The total deal size is expected to be over Rs 200 crore as the company would receive Rs 72 crore, the promoters would recover about Rs 75 crore for selling their stake and the balance Rs 60 crore could go towards funding the open offer.
“The Korean company will bring in their management to run the company,” said a senior official of the company who did not wish to be named. “However, current promoters will continue with a strategic stake in the company.”
On Friday, Mudra Lifestyle’s scrip closed at Rs 57, up about 4% from previous close, putting the company’s market capitalisation at Rs 204 crore.
The company reported a top line of Rs 365 crore for the financial year 2010. The company makes fabrics as well as garments and also processes and designs apparels for the domestic and export market.
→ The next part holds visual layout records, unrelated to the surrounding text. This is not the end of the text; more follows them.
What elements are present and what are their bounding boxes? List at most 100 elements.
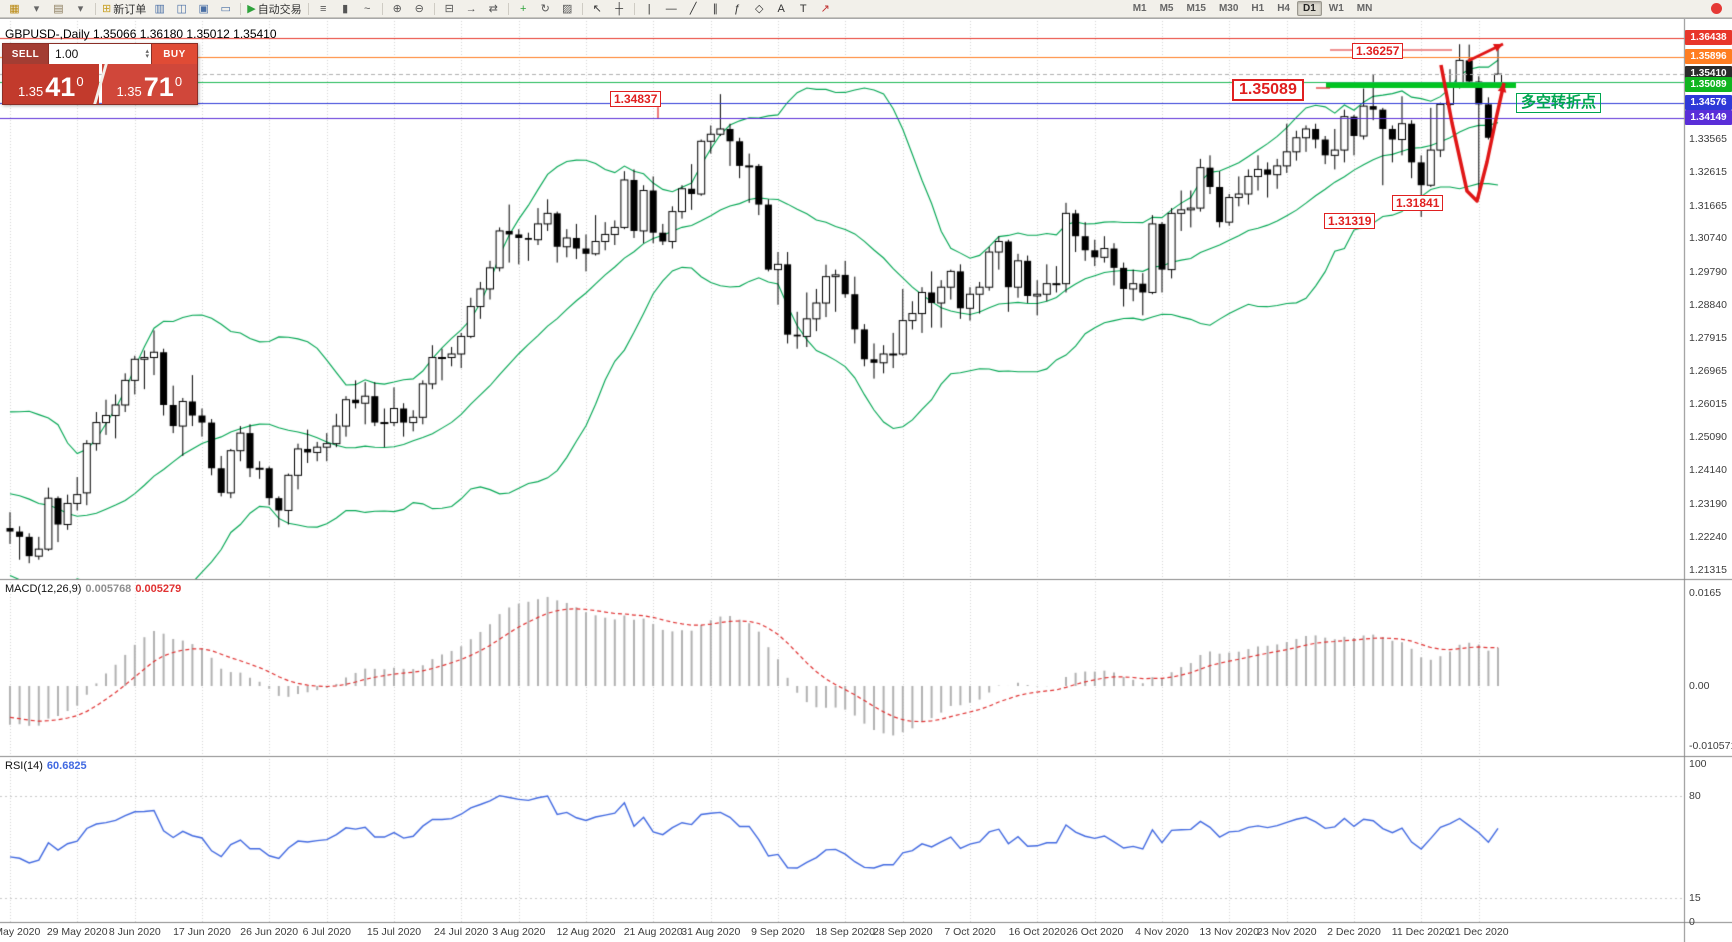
data-window-icon[interactable]: ◫ <box>171 0 192 18</box>
volume-input[interactable]: 1.00 ▴ ▾ <box>49 44 151 64</box>
vertical-line-icon[interactable]: | <box>639 0 660 18</box>
time-axis-label: 6 Jul 2020 <box>302 926 352 938</box>
profiles-dropdown-icon[interactable]: ▾ <box>70 0 91 18</box>
chart-window[interactable]: GBPUSD-,Daily 1.35066 1.36180 1.35012 1.… <box>0 18 1732 942</box>
tile-windows-icon[interactable]: ⊟ <box>439 0 460 18</box>
crosshair-icon[interactable]: ┼ <box>609 0 630 18</box>
macd-axis-label: 0.0165 <box>1689 587 1722 599</box>
channel-icon[interactable]: ∥ <box>705 0 726 18</box>
text-icon[interactable]: A <box>771 0 792 18</box>
price-tag-1.36438[interactable]: 1.36438 <box>1685 29 1732 45</box>
price-axis-label: 1.26965 <box>1689 365 1727 378</box>
timeframe-h4[interactable]: H4 <box>1277 3 1290 14</box>
zoom-in-icon: ⊕ <box>392 3 402 15</box>
tile-windows-icon: ⊟ <box>444 3 454 15</box>
shapes-icon[interactable]: ◇ <box>749 0 770 18</box>
terminal-icon: ▭ <box>220 3 231 15</box>
zoom-in-icon[interactable]: ⊕ <box>387 0 408 18</box>
annotation-1.36257[interactable]: 1.36257 <box>1352 43 1404 59</box>
time-axis-label: 28 Sep 2020 <box>873 926 933 938</box>
channel-icon: ∥ <box>712 3 718 15</box>
ask-price[interactable]: 1.35 71 0 <box>101 64 197 104</box>
timeframe-w1[interactable]: W1 <box>1328 3 1344 14</box>
text-icon: A <box>777 2 785 15</box>
timeframe-m15[interactable]: M15 <box>1186 3 1206 14</box>
ask-big-digits: 71 <box>143 72 174 102</box>
rsi-axis-label: 15 <box>1689 892 1701 905</box>
time-axis-label: 31 Aug 2020 <box>681 926 741 938</box>
bar-chart-icon[interactable]: ≡ <box>313 0 334 18</box>
horizontal-line-icon[interactable]: ― <box>661 0 682 18</box>
annotation-1.31319[interactable]: 1.31319 <box>1324 213 1376 229</box>
price-tag-1.34149[interactable]: 1.34149 <box>1685 110 1732 126</box>
auto-scroll-icon: → <box>465 2 477 15</box>
cursor-icon[interactable]: ↖ <box>587 0 608 18</box>
price-axis-label: 1.28840 <box>1689 299 1727 312</box>
sell-button[interactable]: SELL <box>3 44 49 64</box>
navigator-icon[interactable]: ▣ <box>193 0 214 18</box>
price-tag-1.35410[interactable]: 1.35410 <box>1685 66 1732 82</box>
price-axis-label: 1.30740 <box>1689 232 1727 245</box>
timeframe-h1[interactable]: H1 <box>1251 3 1265 14</box>
templates-icon[interactable]: ▨ <box>557 0 578 18</box>
timeframe-m5[interactable]: M5 <box>1159 3 1174 14</box>
annotation-1.35089[interactable]: 1.35089 <box>1232 79 1304 101</box>
time-axis-label: 2 Dec 2020 <box>1327 926 1381 938</box>
time-axis-label: 21 Aug 2020 <box>623 926 683 938</box>
chart-note-text[interactable]: 多空转折点 <box>1516 93 1602 113</box>
trendline-icon[interactable]: ╱ <box>683 0 704 18</box>
line-chart-icon[interactable]: ~ <box>357 0 378 18</box>
price-tag-1.35896[interactable]: 1.35896 <box>1685 49 1732 65</box>
rsi-axis-label: 80 <box>1689 789 1701 802</box>
notification-icon[interactable] <box>1711 3 1722 14</box>
new-order-button[interactable]: ⊞ 新订单 <box>100 0 148 18</box>
time-axis-label: 3 Aug 2020 <box>492 926 546 938</box>
new-chart-icon[interactable]: ▦ <box>4 0 25 18</box>
macd-name: MACD(12,26,9) <box>5 583 82 595</box>
bid-price[interactable]: 1.35 41 0 <box>3 64 99 104</box>
arrows-tool-icon[interactable]: ↗ <box>815 0 836 18</box>
time-axis-label: 11 Dec 2020 <box>1391 926 1451 938</box>
annotation-1.34837[interactable]: 1.34837 <box>610 91 662 107</box>
navigator-icon: ▣ <box>198 3 209 15</box>
buy-button[interactable]: BUY <box>151 44 197 64</box>
timeframe-m1[interactable]: M1 <box>1132 3 1147 14</box>
stepper-down-icon[interactable]: ▾ <box>145 53 149 60</box>
rsi-name: RSI(14) <box>5 760 43 772</box>
time-axis-label: 21 Dec 2020 <box>1449 926 1509 938</box>
macd-axis-label: 0.00 <box>1689 680 1710 692</box>
timeframe-mn[interactable]: MN <box>1356 3 1373 14</box>
profiles-icon[interactable]: ▤ <box>48 0 69 18</box>
timeframe-d1[interactable]: D1 <box>1297 1 1322 16</box>
annotation-1.31841[interactable]: 1.31841 <box>1392 195 1444 211</box>
time-axis-label: 23 Nov 2020 <box>1257 926 1317 938</box>
market-watch-icon[interactable]: ▥ <box>149 0 170 18</box>
indicators-icon[interactable]: + <box>513 0 534 18</box>
terminal-icon[interactable]: ▭ <box>215 0 236 18</box>
horizontal-line-icon: ― <box>665 2 677 15</box>
chart-shift-icon[interactable]: ⇄ <box>483 0 504 18</box>
candlestick-icon[interactable]: ▮ <box>335 0 356 18</box>
label-icon: T <box>799 2 807 15</box>
fibonacci-icon[interactable]: ƒ <box>727 0 748 18</box>
stepper-up-icon[interactable]: ▴ <box>145 48 149 55</box>
price-axis-label: 1.24140 <box>1689 464 1727 477</box>
zoom-out-icon[interactable]: ⊖ <box>409 0 430 18</box>
volume-stepper[interactable]: ▴ ▾ <box>145 48 149 60</box>
autotrade-button[interactable]: ▶ 自动交易 <box>245 0 303 18</box>
price-tag-1.34576[interactable]: 1.34576 <box>1685 95 1732 111</box>
time-axis-label: 16 Oct 2020 <box>1008 926 1066 938</box>
time-axis-label: 26 Jun 2020 <box>240 926 299 938</box>
periods-icon[interactable]: ↻ <box>535 0 556 18</box>
time-axis-label: 26 Oct 2020 <box>1066 926 1124 938</box>
zoom-out-icon: ⊖ <box>414 3 424 15</box>
price-tag-1.35089[interactable]: 1.35089 <box>1685 77 1732 93</box>
chart-shift-icon: ⇄ <box>488 3 498 15</box>
rsi-axis-label: 0 <box>1689 916 1695 928</box>
chart-canvas[interactable] <box>0 19 1732 942</box>
auto-scroll-icon[interactable]: → <box>461 0 482 18</box>
label-icon[interactable]: T <box>793 0 814 18</box>
time-axis-label: 17 Jun 2020 <box>173 926 231 938</box>
new-chart-dropdown-icon[interactable]: ▾ <box>26 0 47 18</box>
timeframe-m30[interactable]: M30 <box>1218 3 1239 14</box>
It is moving into designer shirts and women’s wear.
“This is win-win situation for both the companies,” said Sangeeta Tripathi, senior analyst, Sherkhan. “Mudra Lifestyle is getting premium valuation at the same time Korean company will get integrated manufacturing facilities for its overseas market.”
The integrated textile player has clients like Arvind, Raymonds and ITC in the domestic market and caters to Wal-Mart, Carrefour among others in the international market. It is expected to be running at a full capacity of weaving (85,000 metre/day), processing (140,000 metre/day), garmenting (27,000 pieces/day) and yarn dyeing (6 tonnes/day) by the end of this year.
E-Land group is a Seoul-based fashion and garment conglomerate with substantial presence in the fast growing Asian markets.
Founded in 1980 company had initiated franchisee model in South Korea to expand its retail reach before expanding into garment manufacturing. The deal is expected to give a strong foothold to the company in the low-cost, high-quality textiles market in India.